You can then interactively ask questions so that you can see how it all works.
Name the four cost areas in Bedrock ?
Prompt Engineering
Cheap no model retraining or fine tuning
RAG
Some cost to support external knowledge base
Instruction Based Fine Tuning
FM is fine tuned with specific instructions
Domain Adaption Fine-Tuning
Most expensive option as Model is trained on a domain specific dataset - requires intensive computation
Best strategy for cost savings in Bedrock is to minimise input tokens (prompt engingeering) and output tokens (response brevity)
What two functions of cloudwatch are available to Bedrock ?
Logging
Sends logs of all invocations to Amazon Cloudwatch or S3
Can include text, images and embeddings
Metrics
Metrics are available such as ContentFilteredCount to monitor if GuardRails are working
Alarms can be built on top of Metrics
Is Clustering supervised or unsupervised learning ?
Un supervised
Does high bias lead to overfitting or underfitting ?
Underfitting
Does high variance lead to overfitting or underfitting ?
Overfitting
What is bias versus variance trade-off
The bias versus variance trade-off refers to the challenge of balancing the error due to the model’s complexity (variance) and the error due to incorrect assumptions in the model (bias), where high bias can cause underfitting and high variance can cause overfitting
What is the terminology hierarchy ?
Artificial Intelligence > Machine Learning > Deep Learning > Generative AI
What is the difference between image processing and computer vision
Image processing focuses on enhancing and manipulating images for visual quality, whereas computer vision involves interpreting and understanding the content of images to make decisions
What is the difference in Feature Engineering between structured and unstructured data ?
Feature engineering for structured data typically includes tasks like normalization, handling missing values, and encoding categorical variables.

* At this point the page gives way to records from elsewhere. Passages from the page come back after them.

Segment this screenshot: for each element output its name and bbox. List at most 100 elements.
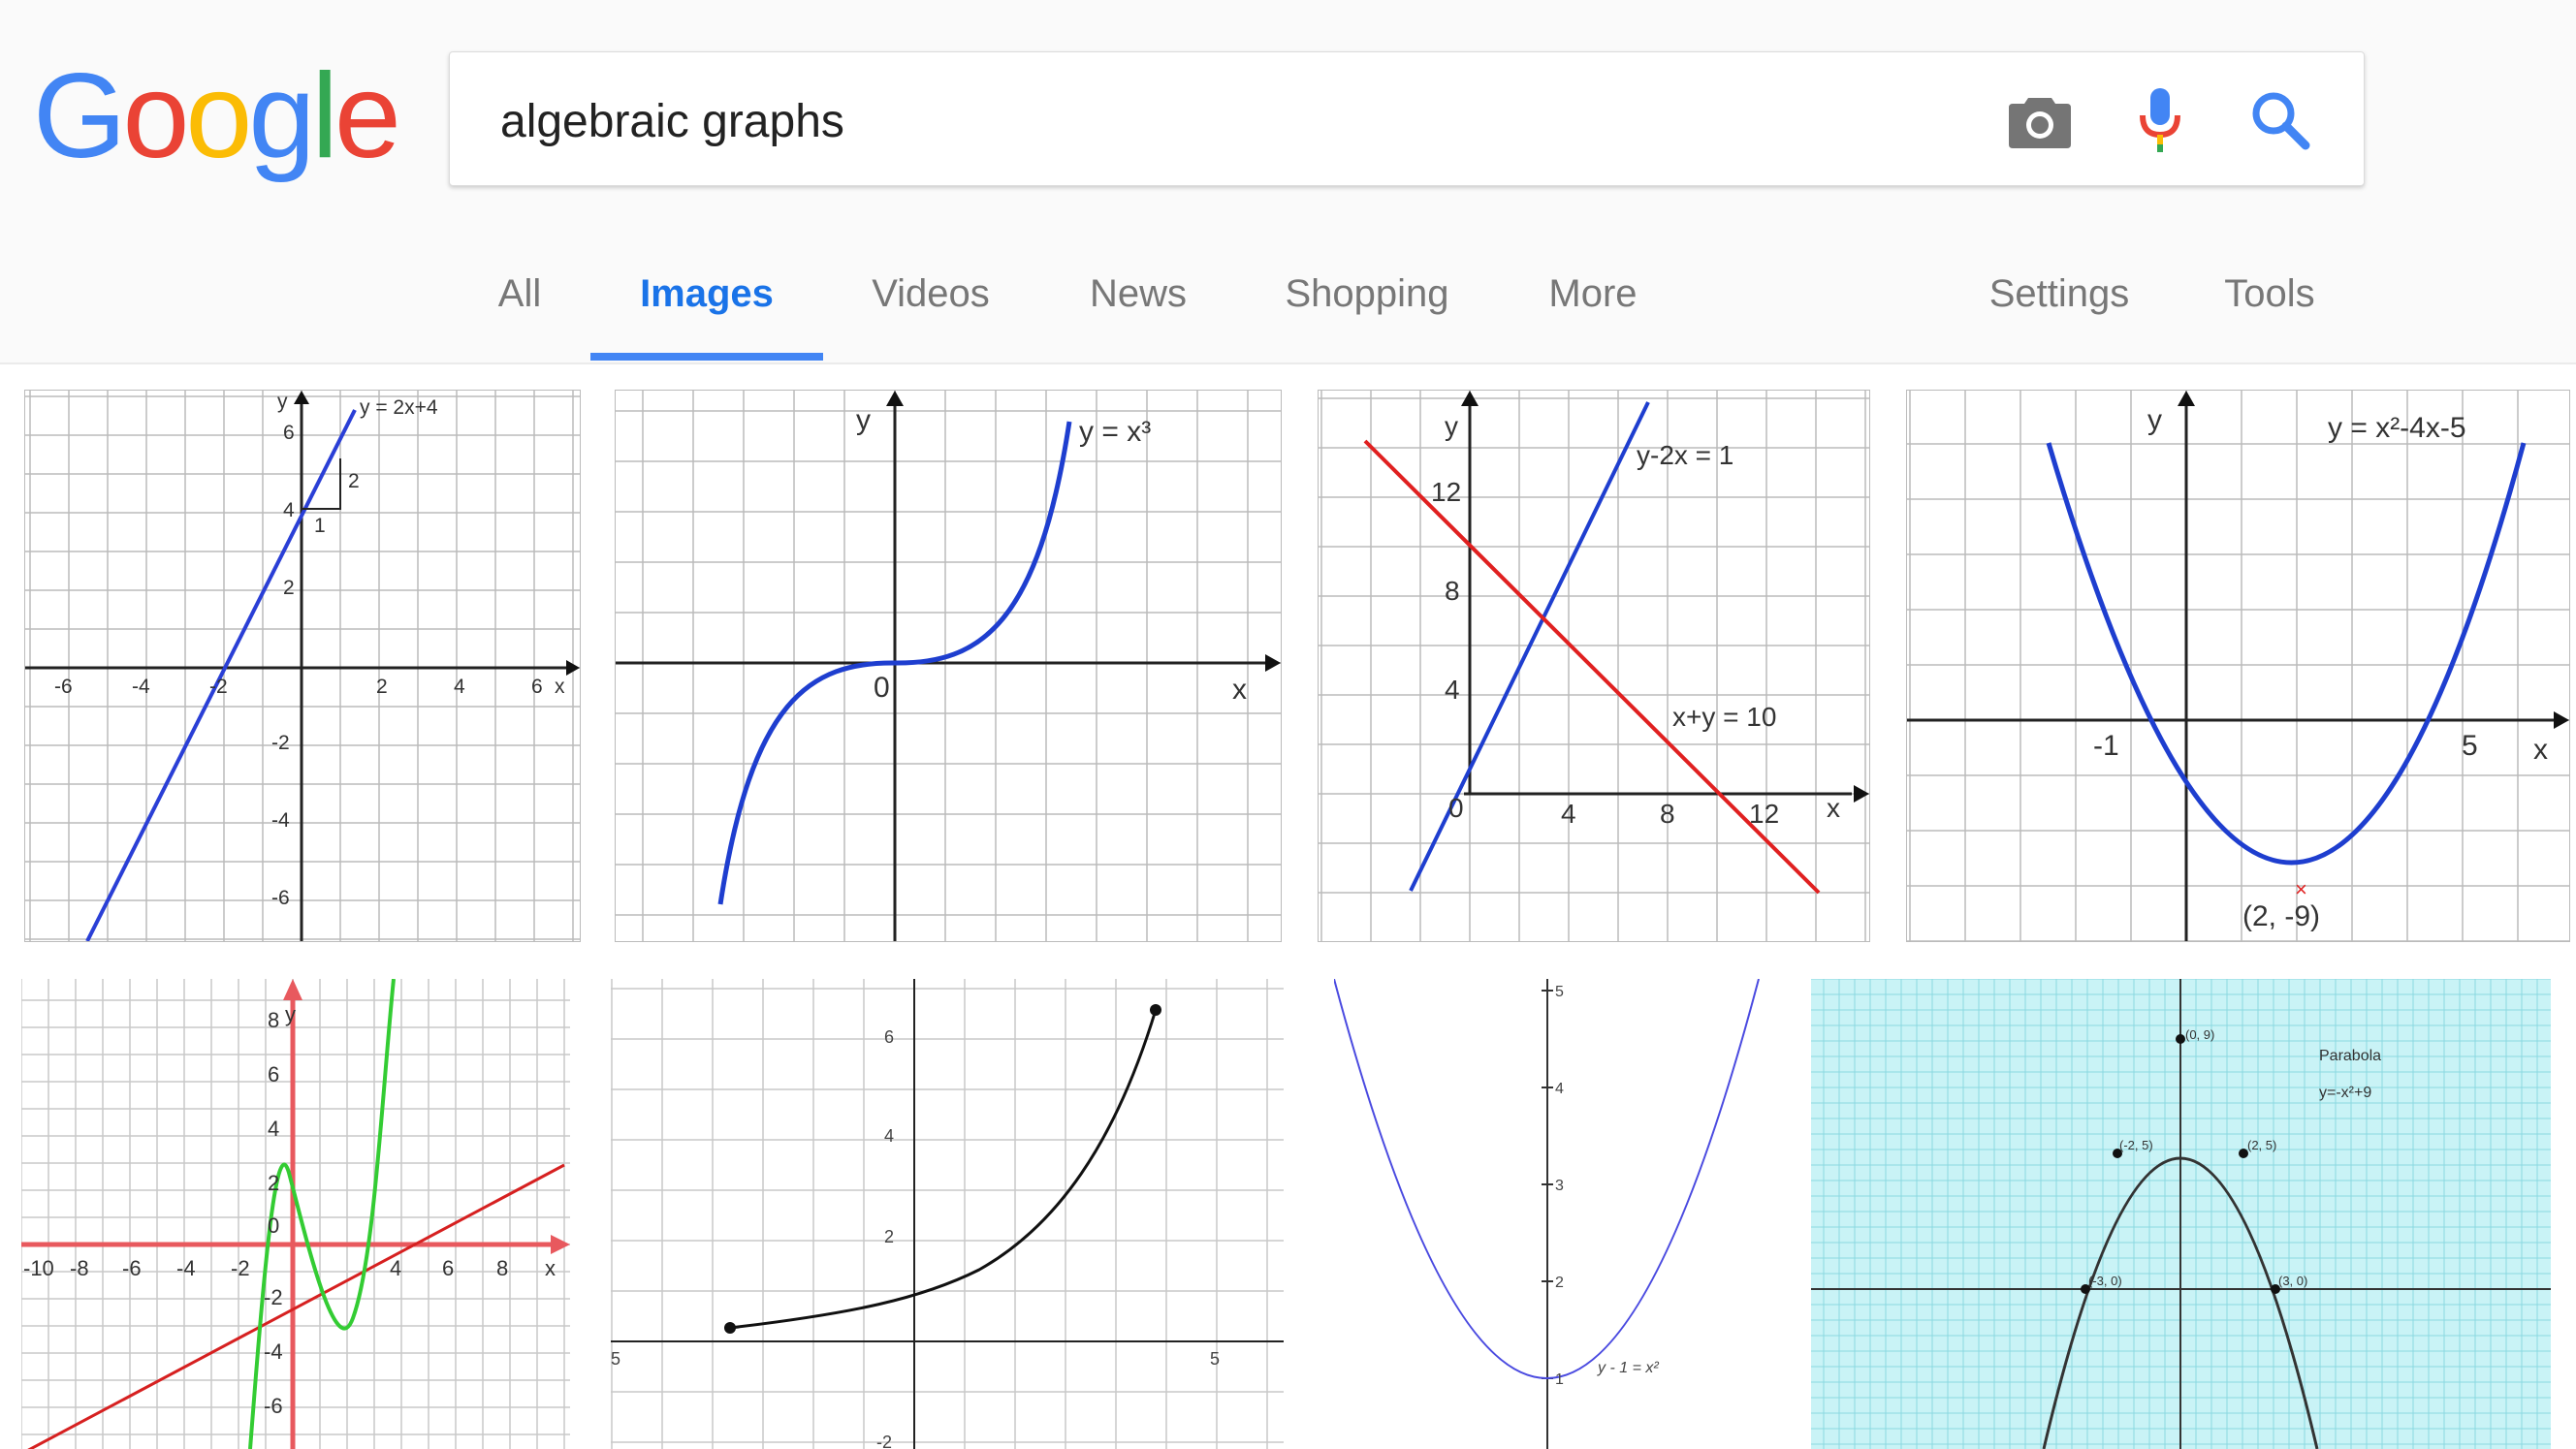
axis-x-label: x bbox=[555, 676, 565, 698]
logo-letter: G bbox=[33, 39, 122, 194]
tick: -2 bbox=[209, 676, 228, 698]
parabola-curve bbox=[2049, 443, 2524, 863]
image-result-linear-system[interactable]: y-2x = 1 x+y = 10 y x 0 4 8 12 12 8 4 bbox=[1318, 390, 1870, 942]
tab-shopping[interactable]: Shopping bbox=[1280, 242, 1454, 361]
image-result-exponential[interactable]: 5 5 6 4 2 -2 bbox=[611, 979, 1284, 1449]
search-icon[interactable] bbox=[2243, 83, 2317, 157]
point-label: (2, 5) bbox=[2247, 1138, 2276, 1152]
tick: 1 bbox=[1555, 1371, 1564, 1388]
axis-x-label: x bbox=[1827, 793, 1840, 823]
tick: 6 bbox=[442, 1256, 454, 1280]
tab-more[interactable]: More bbox=[1543, 242, 1642, 361]
search-box bbox=[449, 51, 2365, 186]
logo-letter: e bbox=[334, 39, 398, 194]
root-label: -1 bbox=[2093, 730, 2119, 762]
tick: 4 bbox=[1445, 675, 1460, 705]
tick: -6 bbox=[54, 676, 73, 698]
origin-label: 0 bbox=[874, 672, 890, 704]
point-label: (-3, 0) bbox=[2088, 1274, 2122, 1288]
tick: 4 bbox=[884, 1126, 894, 1146]
axis-y-label: y bbox=[1445, 411, 1458, 441]
microphone-icon[interactable] bbox=[2123, 83, 2197, 157]
google-logo[interactable]: Google bbox=[33, 39, 398, 194]
tick: 4 bbox=[1555, 1081, 1564, 1097]
tab-images[interactable]: Images bbox=[590, 242, 823, 361]
tick: 2 bbox=[884, 1227, 894, 1246]
simple-parabola-graph: 5 4 3 2 1 y - 1 = x² bbox=[1334, 979, 1770, 1449]
tick: -2 bbox=[876, 1433, 892, 1449]
tick: -4 bbox=[264, 1339, 283, 1364]
tick: -8 bbox=[70, 1256, 89, 1280]
image-result-parabola-cyan[interactable]: Parabola y=-x²+9 (0, 9) (-2, 5) (2, 5) (… bbox=[1811, 979, 2551, 1449]
cubic-color-graph: y x -10 -8 -6 -4 -2 4 6 8 8 6 4 2 0 -2 -… bbox=[21, 979, 570, 1449]
slope-run: 1 bbox=[314, 515, 326, 537]
equation-label: y = 2x+4 bbox=[360, 396, 438, 419]
linear-system-graph: y-2x = 1 x+y = 10 y x 0 4 8 12 12 8 4 bbox=[1319, 391, 1869, 941]
parabola-graph: × y = x²-4x-5 y x -1 5 (2, -9) bbox=[1907, 391, 2569, 941]
search-input[interactable] bbox=[498, 81, 1956, 161]
logo-letter: g bbox=[248, 39, 311, 194]
origin-label: 0 bbox=[1448, 793, 1464, 823]
search-tabs: All Images Videos News Shopping More Set… bbox=[0, 242, 2576, 362]
tick: 2 bbox=[1555, 1275, 1564, 1291]
tick: 4 bbox=[454, 676, 465, 698]
root-label: 5 bbox=[2462, 730, 2478, 762]
image-result-cubic[interactable]: y = x³ y x 0 bbox=[615, 390, 1282, 942]
tick: -2 bbox=[271, 732, 290, 754]
axis-x-label: x bbox=[1232, 674, 1247, 706]
cubic-graph: y = x³ y x 0 bbox=[616, 391, 1281, 941]
tick: 4 bbox=[268, 1117, 279, 1141]
tick: -4 bbox=[271, 809, 290, 832]
point-label: (-2, 5) bbox=[2119, 1138, 2153, 1152]
tick: 3 bbox=[1555, 1178, 1564, 1194]
tick: -4 bbox=[132, 676, 150, 698]
chart-title: Parabola bbox=[2319, 1048, 2381, 1064]
tick: 4 bbox=[1561, 799, 1576, 829]
logo-letter: o bbox=[185, 39, 248, 194]
image-result-parabola[interactable]: × y = x²-4x-5 y x -1 5 (2, -9) bbox=[1906, 390, 2570, 942]
image-result-linear[interactable]: y = 2x+4 2 1 y x -6 -4 -2 2 4 6 -2 -4 -6… bbox=[24, 390, 581, 942]
tick: -10 bbox=[23, 1256, 54, 1280]
tick: -4 bbox=[176, 1256, 196, 1280]
tick: 8 bbox=[1445, 576, 1460, 606]
tick: 5 bbox=[1555, 984, 1564, 1000]
tick: 6 bbox=[531, 676, 543, 698]
logo-letter: l bbox=[311, 39, 334, 194]
axis-x-label: x bbox=[545, 1256, 556, 1280]
tick: 2 bbox=[268, 1171, 279, 1195]
equation-label: y = x²-4x-5 bbox=[2328, 412, 2466, 444]
tick: 2 bbox=[376, 676, 388, 698]
equation-label: y=-x²+9 bbox=[2319, 1085, 2371, 1101]
camera-icon[interactable] bbox=[2003, 83, 2077, 157]
tick: 5 bbox=[1210, 1349, 1220, 1369]
axis-y-label: y bbox=[277, 391, 288, 413]
tick: 8 bbox=[268, 1008, 279, 1032]
logo-letter: o bbox=[122, 39, 185, 194]
tick: -2 bbox=[231, 1256, 250, 1280]
tick: 6 bbox=[283, 422, 295, 444]
tab-videos[interactable]: Videos bbox=[867, 242, 995, 361]
tick: 6 bbox=[268, 1062, 279, 1087]
tab-settings[interactable]: Settings bbox=[1986, 242, 2133, 361]
tab-news[interactable]: News bbox=[1084, 242, 1193, 361]
image-result-cubic-color[interactable]: y x -10 -8 -6 -4 -2 4 6 8 8 6 4 2 0 -2 -… bbox=[21, 979, 570, 1449]
line-blue bbox=[1411, 402, 1648, 891]
tick: 12 bbox=[1749, 799, 1779, 829]
image-result-simple-parabola[interactable]: 5 4 3 2 1 y - 1 = x² bbox=[1334, 979, 1770, 1449]
equation-label: y = x³ bbox=[1079, 416, 1151, 448]
point-label: (0, 9) bbox=[2185, 1027, 2214, 1042]
tick: 8 bbox=[1660, 799, 1675, 829]
tick: -6 bbox=[122, 1256, 142, 1280]
tick: 5 bbox=[611, 1349, 620, 1369]
equation-label-1: y-2x = 1 bbox=[1637, 440, 1733, 470]
tick: 2 bbox=[283, 577, 295, 599]
tick: -2 bbox=[264, 1285, 283, 1309]
equation-label-2: x+y = 10 bbox=[1672, 702, 1776, 732]
header-bar: Google All Images bbox=[0, 0, 2576, 364]
axis-y-label: y bbox=[856, 404, 871, 436]
tab-all[interactable]: All bbox=[493, 242, 547, 361]
tick: 6 bbox=[884, 1027, 894, 1047]
tick: -6 bbox=[264, 1394, 283, 1418]
tab-tools[interactable]: Tools bbox=[2222, 242, 2317, 361]
tick: 8 bbox=[496, 1256, 508, 1280]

For unstructured data, such as text or images, feature engineering involves different tasks like tokenization (breaking down text into tokens), vectorization (converting text or images into numerical vectors), and extracting features that can represent the content meaningfully.
In Bedrock which deployment type allows me to use a customised model ?
Provisioned Throughput
Under what model do FMs create labels ?
Foundation models use self-supervised learning to create labels from input data. In self-supervised learning, models are provided vast amounts of raw completely unlabeled data and then the models generate the labels themselves. This means no one has instructed or trained the model with labeled training data sets.